Today, natural resources are often used as if they have no economic value, as if they do not need to be managed for the benefit of future generations as well as our own. But natural resources are scarce, and damage to them can be irreversible. Once they are gone, they are gone for good.
Because we ‘treasure what we measure’, an important part of properly valuing the earth’s natural abundance is to incorporate it into accounting systems. Our current systems of accounting fail to integrate the enormous impact of environmental concerns; they become ‘externalities’, effects which matter and have real social and economic consequences, but which are not captured in calculations of profit, loss and growth.
Countries’ standard measure of progress is Gross Domestic Product (GDP) or, for companies, profit. This leaves out the value of natural assets. It does not count the exploitation of natural resources or the creation of pollution, though they clearly affect growth and well-being. Some work is already being done to make sure governments and companies do begin to account for this: the UN System of Environmental-Economic Accounting, the Wealth Accounting and Valuation of Ecosystem Services and corporate sustainability accounting have been piloted and should be rolled out by 2030. More rapid and concerted movement in this direction is encouraged.
Value for money assessments in public procurement can be a powerful tool for governments to demonstrate their commitment to sustainable development. This can enable governments to use their considerable purchasing power to significantly accelerate the market for sustainable practices.
Ecosystems include forests, wetlands and oceans. Globally, over a billion people living in rural areas depend on forest resources for survival and income. Yet the world loses about 5.2 million hectares of forest per year to deforestation. Growing global demand for food, animal feed, fuel and fiber is driving deforestation. Many of these forests have been traditionally managed by indigenous peoples and local communities. When forests are cleared, people and communities lose a traditional source of their livelihoods while societies lose an important natural resource that could be managed for more sustainable economic development. The destruction of forests also accelerates climate change, which affects everyone.

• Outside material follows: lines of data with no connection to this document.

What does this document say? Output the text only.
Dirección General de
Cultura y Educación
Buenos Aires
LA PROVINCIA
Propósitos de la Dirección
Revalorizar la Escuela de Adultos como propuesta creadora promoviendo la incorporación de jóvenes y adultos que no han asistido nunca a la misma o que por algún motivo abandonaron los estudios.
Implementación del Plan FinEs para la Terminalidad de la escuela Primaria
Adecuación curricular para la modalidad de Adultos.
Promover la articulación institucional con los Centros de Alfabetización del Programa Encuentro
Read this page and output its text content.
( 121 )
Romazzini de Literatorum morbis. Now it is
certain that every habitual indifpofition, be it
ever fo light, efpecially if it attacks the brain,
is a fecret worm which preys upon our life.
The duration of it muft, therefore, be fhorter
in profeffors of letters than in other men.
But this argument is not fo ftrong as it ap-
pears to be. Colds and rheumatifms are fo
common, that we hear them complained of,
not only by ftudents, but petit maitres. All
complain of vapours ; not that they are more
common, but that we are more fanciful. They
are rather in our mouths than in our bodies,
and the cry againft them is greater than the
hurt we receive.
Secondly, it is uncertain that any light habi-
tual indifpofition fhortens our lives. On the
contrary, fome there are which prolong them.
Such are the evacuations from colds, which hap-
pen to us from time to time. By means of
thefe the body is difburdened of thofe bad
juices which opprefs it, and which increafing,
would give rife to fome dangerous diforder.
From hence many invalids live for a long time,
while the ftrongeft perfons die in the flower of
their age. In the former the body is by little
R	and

Maintaining forests with many different species and planting a wide range of food crops benefits people’s livelihoods and food security. Such measures would keep forests providing essential services, such as protecting the watershed, mitigating climate change, increasing local and regional resilience to a changing climate and hosting many species. With 60 per cent of the world’s ecosystems degraded, tens of thousands of species have already been lost.
New partnerships are needed to halt the loss of forests, to capture the full value of forests to people and society, and to tackle the drivers of deforestation. Reducing Emissions from Deforestation and forest Degradation (REDD+) is an emerging global effort to give developing countries economic incentives to conserve their forests and increase reforestation in the context of improving people’s livelihoods and food security, taking into account the value of natural resources, and biodiversity. These major efforts in low-carbon development and carbon sequestration need more financial support.
Every year, 12 million hectares of land become degraded—half the size of the United Kingdom – losing opportunities to grow 20 million tons of food. World leaders have already agreed to strive for a land degradation-neutral world and to monitor, globally, what is happening in arid, semi-arid, and dry sub-humid areas. It is time to do this systematically in the new post-2015 framework.